# New to Bettas



## intensejustin (Sep 8, 2010)

I was gifted a Male betta, he is beautiful, and about to be gifted 3 female bettas.

Right now Mr. Betta is in a 5gal with a male guppy. Had them in there for about 2 days now and seem to have no problems.

I've read bettas like to "rest" on objects, what would you guys recommend?
Also what types of food are best for bettas? Live? Freeze dried? Flake?

Any help is greatly appreciated

Thanks 
J


----------



## Niki7 (Aug 16, 2010)

Please check out Chickadee's excellent multi-post write up about bettas. It is on the top of the Betta forum. Those posts taught me more about betta care than anything else. 

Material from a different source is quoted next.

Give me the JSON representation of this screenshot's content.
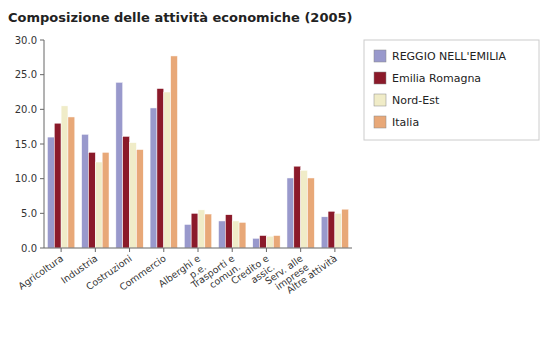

I would be very careful about introducing the females to the male, but that's just me. And guppies that have long fins are not a good idea either. I would take that guppy out immediately if it was mine because bettas tear up other fish quick and I wouldn't risk his life. Nor would I want to stress out the betta. Make sure you have another tank set up in case you need to separate quick, or get a tank divider although that wouldn't really be ideal either cause then your betta would never relax. I'm sure you will find lots of info to read about here. Good luck! 

:animated_fish_swimm


----------



## majerah1 (Oct 29, 2010)

As posted above,be very careful with the guppy.Even if they have been ok for a few days,he may decide the gupp is a rival male and eat him.With the females,its not a good idea to put them together or with the male.You can research Sororities for the females,but they barely work and you must get about two to four more females,and heavily plant the tank with tons of hiding spots.They will still bicker a bit and form a pack similiar to lionesses.

As for resting objects a live or silk(not plastic,they rip fins)plant that has bushy leaves is nice.An oak or indian almond leaf will be good too,but will sink in a few days.They will also nest under them.A soft piece of driftwood that arches up towards the surface will be used too.

Never feed freeze dried,as bettas tend to bloat and this will worsen it.Pellets are good,i use several types.i feed Atison Betta PRO,New Life Spectrum Grow,HBH,Hikari and for my macs,Trout chow.Frozen is good and if you feed frozen daphnia,it will act as a laxative,as the pea does,and is more natural.you can feed frozen BBS as well, but some adults will take a few days to figure out they can still eat it.Live is the best,and you can hatch your own BBS,though for just a few fish,its a bit too much.Daphnia,grindal worms,Mosquito larvae in summer,if you family and neighbors wont mind,lol.Even ghost shrimp,but some bettas will not eat them.

Also,keep the tank covered because if hes spooked he may grow legs and jump.


----------